I was a bit less upset by the passing of Gary Gygax, the co-creator of the immensely popular role-playing game Dungeons and Dragons, last Tuesday at the age of 69. As I’ve noted before, I never got into D&D much; it always seemed like too much effort for too little fun, but then I’ve never been much for games of any kind. However, the game was a major background element of that decade I love so well, the 1980s, and even though I was a non-player, I have fond memories of the flavoring that D&D added to the stew of the time. I remember very clearly how much the game seemed to be in the air when I was in middle school, how comic books of the period featured full-page ads for the game and how Mormon parents fretted it was a gateway luring their children to devil worship (devil worship was a huge concern around about ’83 or so; supposedly, Salt Lake’s Memory Grove Park was ground zero for all manner of arcane and ungodly rituals). Elliot and his friends played D&D in E.T. and Tom Hanks had one of his first starring roles in a thinly veiled piece of anti-D&D propaganda called Mazes and Monsters (the ending of which — Tom Hanks’ character going insane and “becoming” his game-character — gave me a serious case of the willies. I can still picture the final scene in which “the cleric” tells his friends how peaceful it is at the inn where he lives — his own parents’ house — and how the “magic coin” he leaves on his nightstand each night as payment for board returns to him every morning).

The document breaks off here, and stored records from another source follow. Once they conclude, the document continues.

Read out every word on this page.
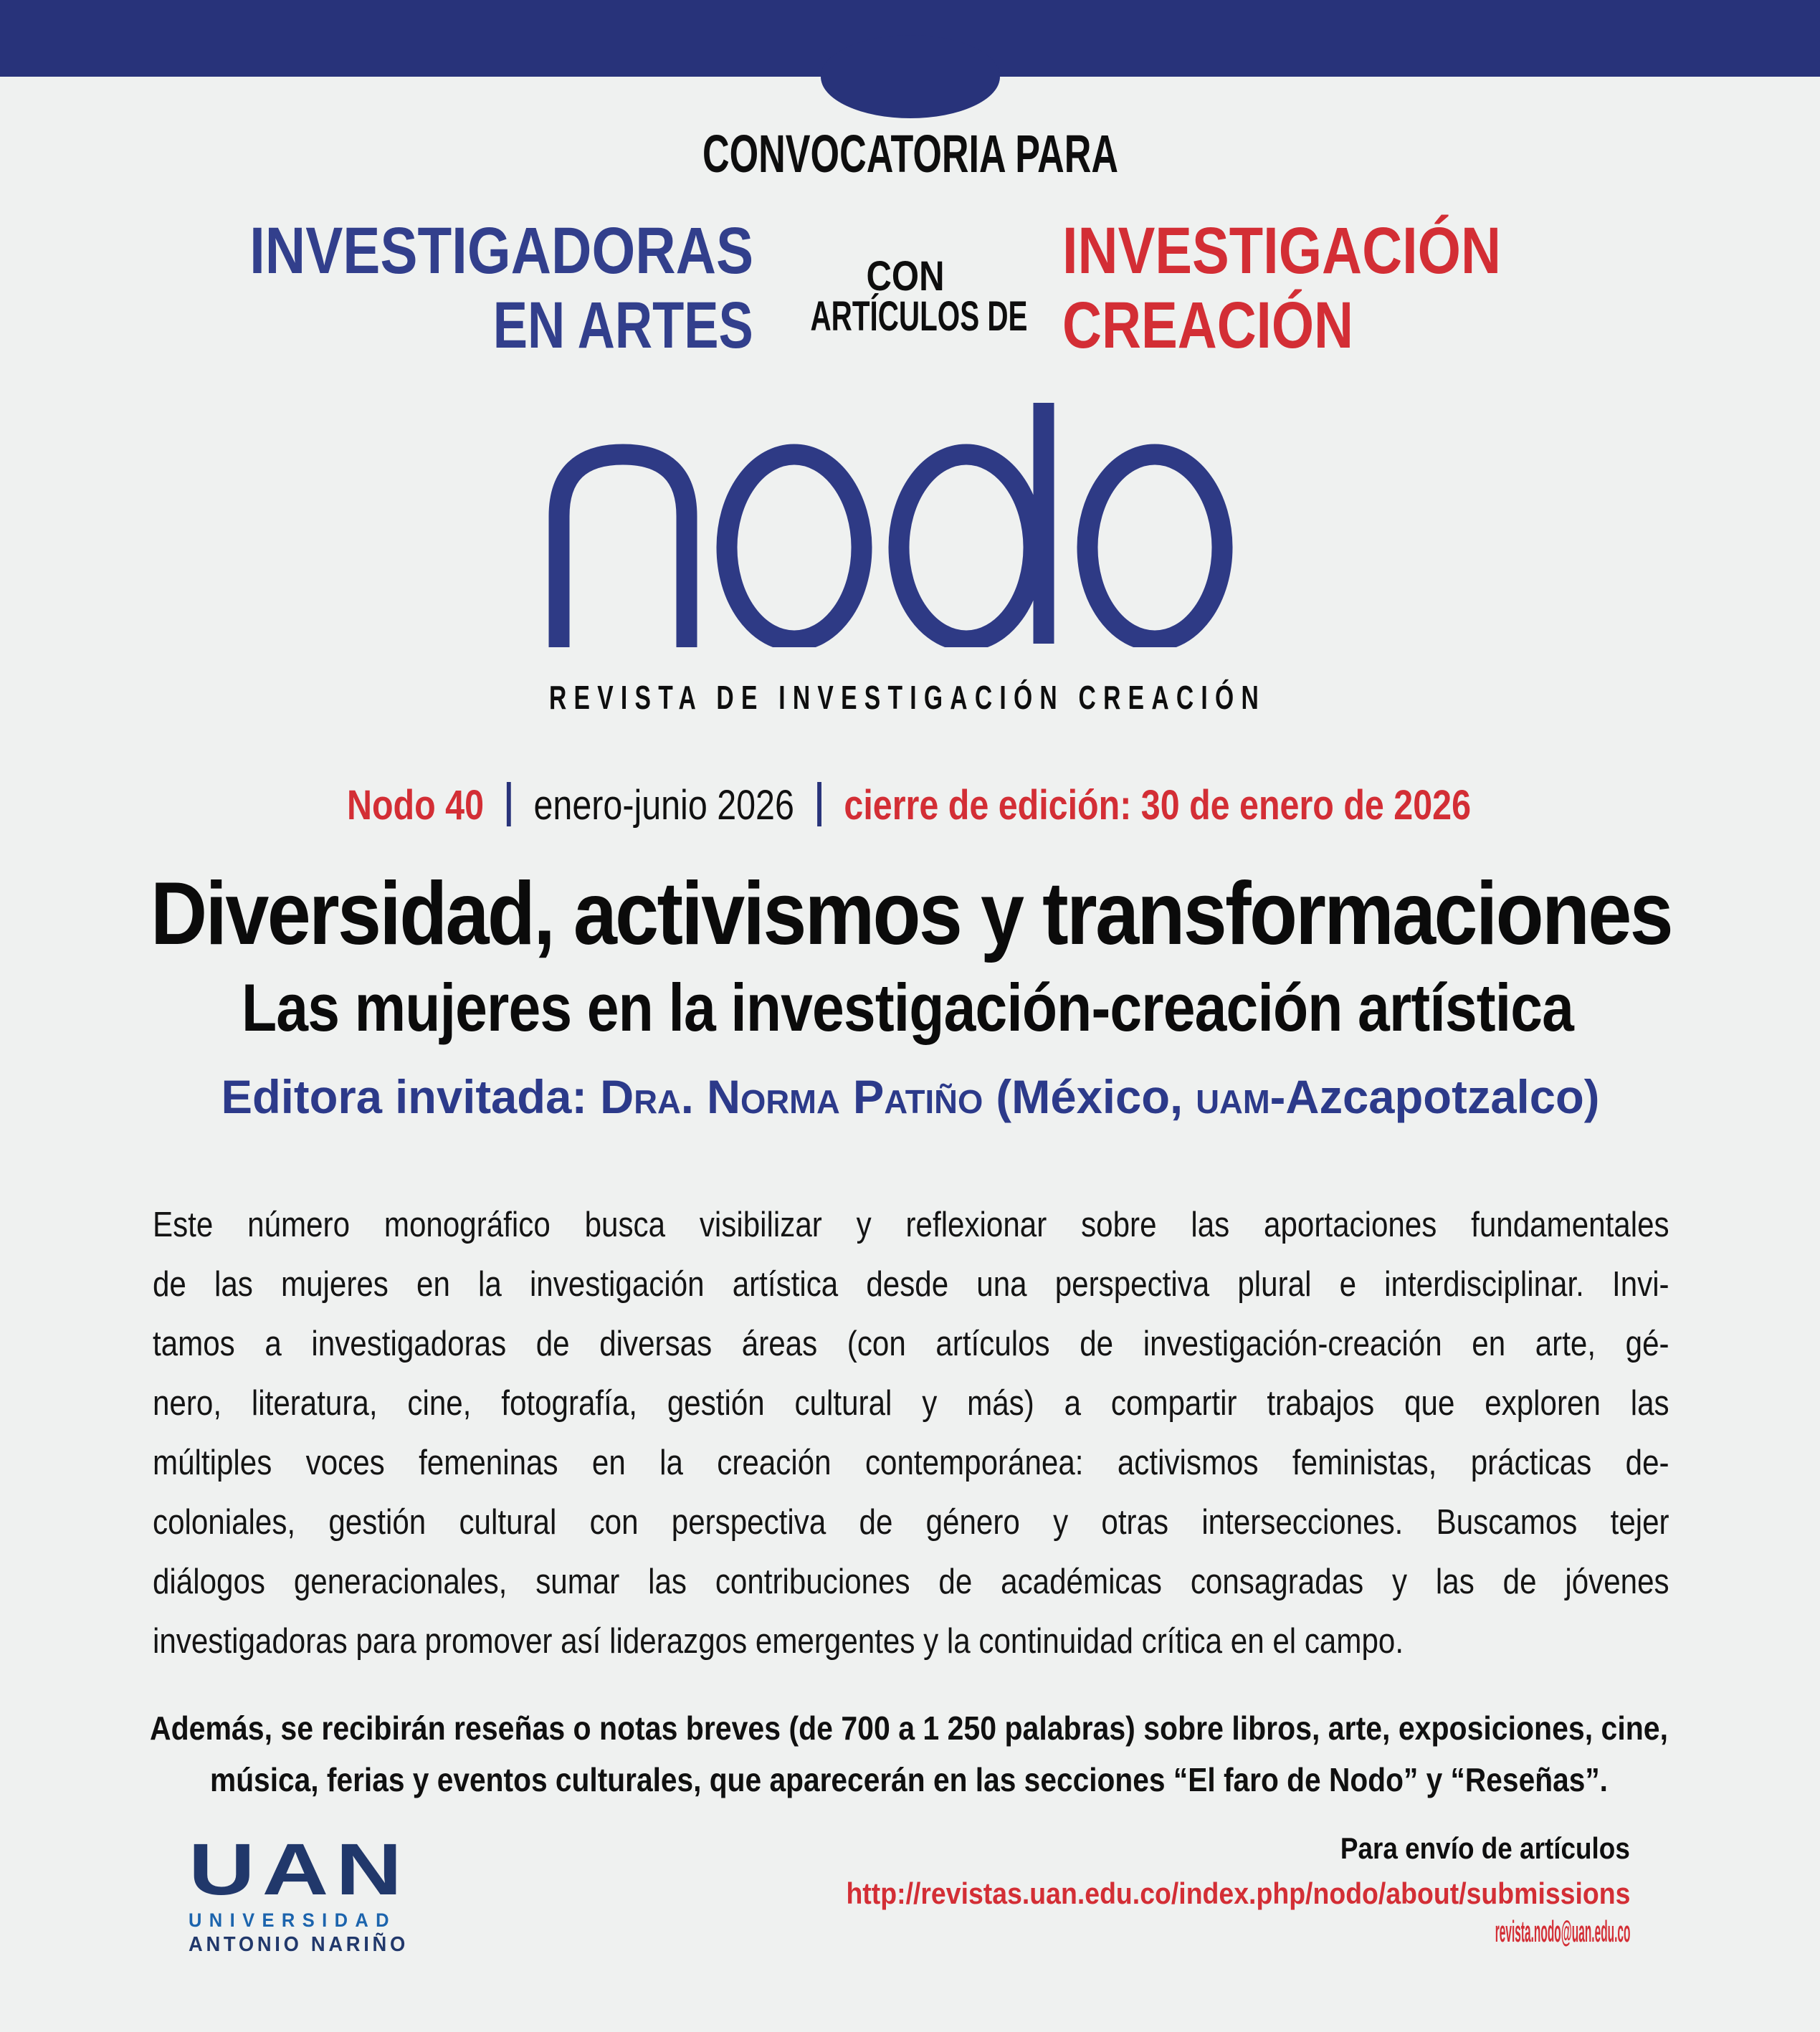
CONVOCATORIA PARA
INVESTIGADORAS
EN ARTES
CON
ARTÍCULOS DE
INVESTIGACIÓN
CREACIÓN
REVISTA DE INVESTIGACIÓN CREACIÓN
Nodo 40 enero-junio 2026 cierre de edición: 30 de enero de 2026
Diversidad, activismos y transformaciones
Las mujeres en la investigación-creación artística
Editora invitada: Dra. Norma Patiño (México, uam-Azcapotzalco)
Este número monográfico busca visibilizar y reflexionar sobre las aportaciones fundamentales
de las mujeres en la investigación artística desde una perspectiva plural e interdisciplinar. Invi-
tamos a investigadoras de diversas áreas (con artículos de investigación-creación en arte, gé-
nero, literatura, cine, fotografía, gestión cultural y más) a compartir trabajos que exploren las
múltiples voces femeninas en la creación contemporánea: activismos feministas, prácticas de-
coloniales, gestión cultural con perspectiva de género y otras intersecciones. Buscamos tejer
diálogos generacionales, sumar las contribuciones de académicas consagradas y las de jóvenes
investigadoras para promover así liderazgos emergentes y la continuidad crítica en el campo.
Además, se recibirán reseñas o notas breves (de 700 a 1 250 palabras) sobre libros, arte, exposiciones, cine,
música, ferias y eventos culturales, que aparecerán en las secciones “El faro de Nodo” y “Reseñas”.
UAN
UNIVERSIDAD
ANTONIO NARIÑO
Para envío de artículos
http://revistas.uan.edu.co/index.php/nodo/about/submissions
revista.nodo@uan.edu.co
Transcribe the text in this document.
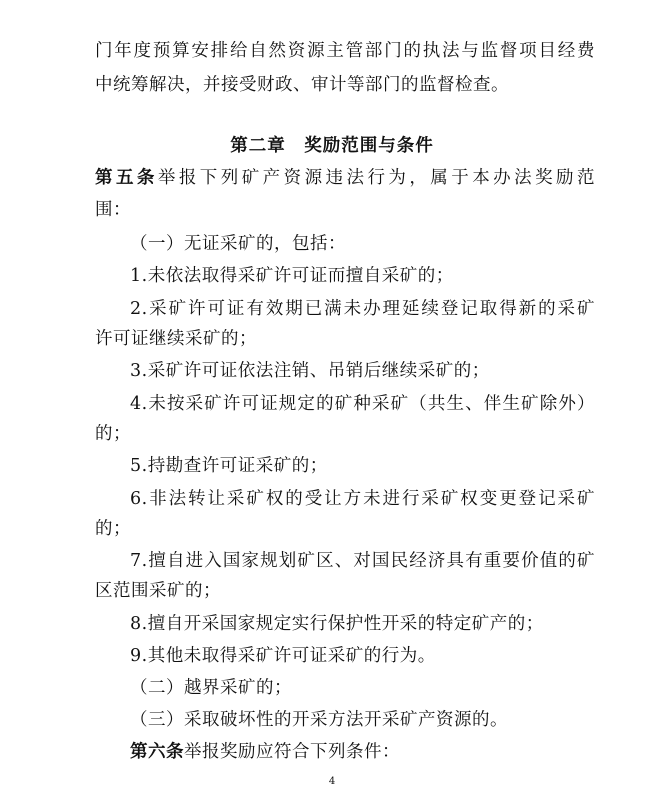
门年度预算安排给自然资源主管部门的执法与监督项目经费
中统筹解决，并接受财政、审计等部门的监督检查。
第二章　奖励范围与条件
第五条举报下列矿产资源违法行为，属于本办法奖励范
围：
（一）无证采矿的，包括：
1.未依法取得采矿许可证而擅自采矿的；
2.采矿许可证有效期已满未办理延续登记取得新的采矿
许可证继续采矿的；
3.采矿许可证依法注销、吊销后继续采矿的；
4.未按采矿许可证规定的矿种采矿（共生、伴生矿除外）
的；
5.持勘查许可证采矿的；
6.非法转让采矿权的受让方未进行采矿权变更登记采矿
的；
7.擅自进入国家规划矿区、对国民经济具有重要价值的矿
区范围采矿的；
8.擅自开采国家规定实行保护性开采的特定矿产的；
9.其他未取得采矿许可证采矿的行为。
（二）越界采矿的；
（三）采取破坏性的开采方法开采矿产资源的。
第六条举报奖励应符合下列条件：
4
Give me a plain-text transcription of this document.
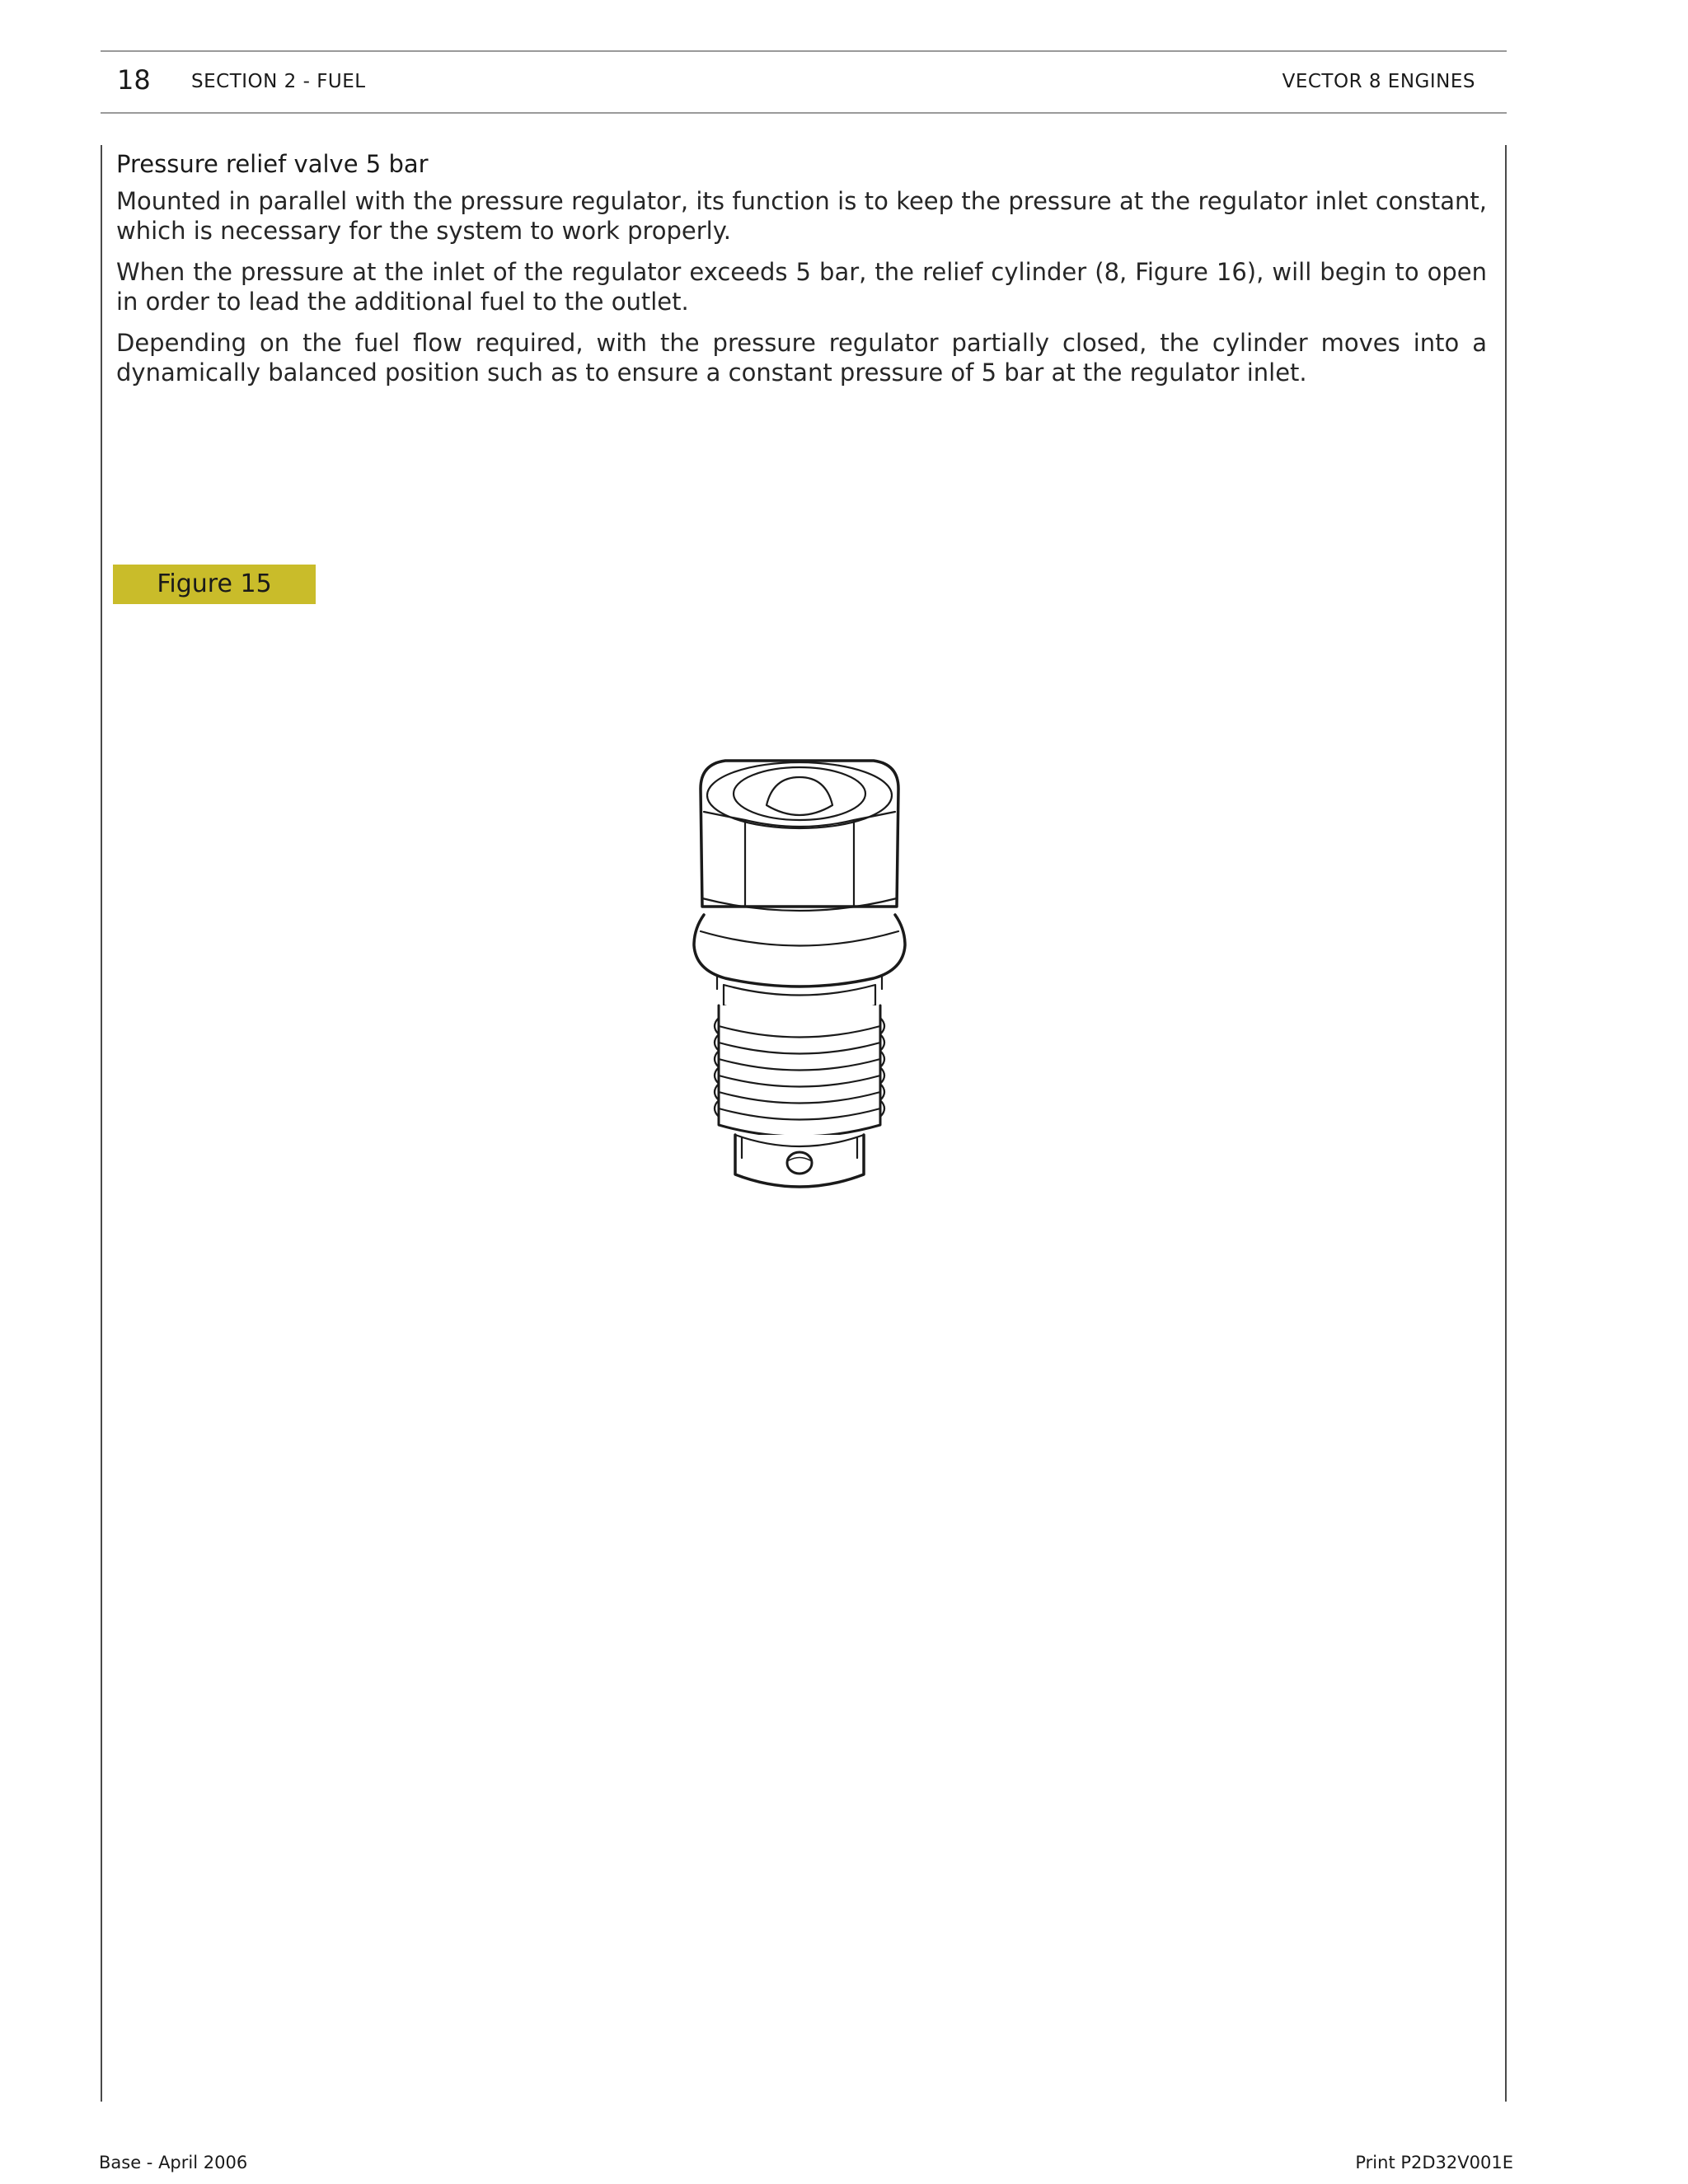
18 SECTION 2 - FUEL	VECTOR 8 ENGINES
Pressure relief valve 5 bar

Mounted in parallel with the pressure regulator, its function is to keep the pressure at the regulator inlet constant, which is necessary for the system to work properly.

When the pressure at the inlet of the regulator exceeds 5 bar, the relief cylinder (8, Figure 16), will begin to open in order to lead the additional fuel to the outlet.

Depending on the fuel flow required, with the pressure regulator partially closed, the cylinder moves into a dynamically balanced position such as to ensure a constant pressure of 5 bar at the regulator inlet.

Figure 15
Base - April 2006	Print P2D32V001E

Gygax’s creation was undeniably a huge influence on our current-day culture — one blog I’ve read calls it “a forerunner of the modern mashup-and-share approach to pop culture,” while an op-ed in The New York Times posits that:

We live in Gary Gygax’s world. The most popular books on earth are fantasy novels about wizards and magic swords. The most popular movies are about characters from superhero comic books. The most popular TV shows look like elaborate role-playing games: intricate, hidden-clue-laden science fiction stories connected to impossibly mathematical games that live both online and in the real world.

The best item I’ve read on Gygax’s passing, however, is Wil Wheaton’s remembrance of his relationship to D&D and role-playing games in general down through the stages of his life. It’s a far-more heartfelt tribute than I’m capable of, and even if you don’t care much about RPGs or Gary Gygax, it’s a nice example of the memoirist’s craft.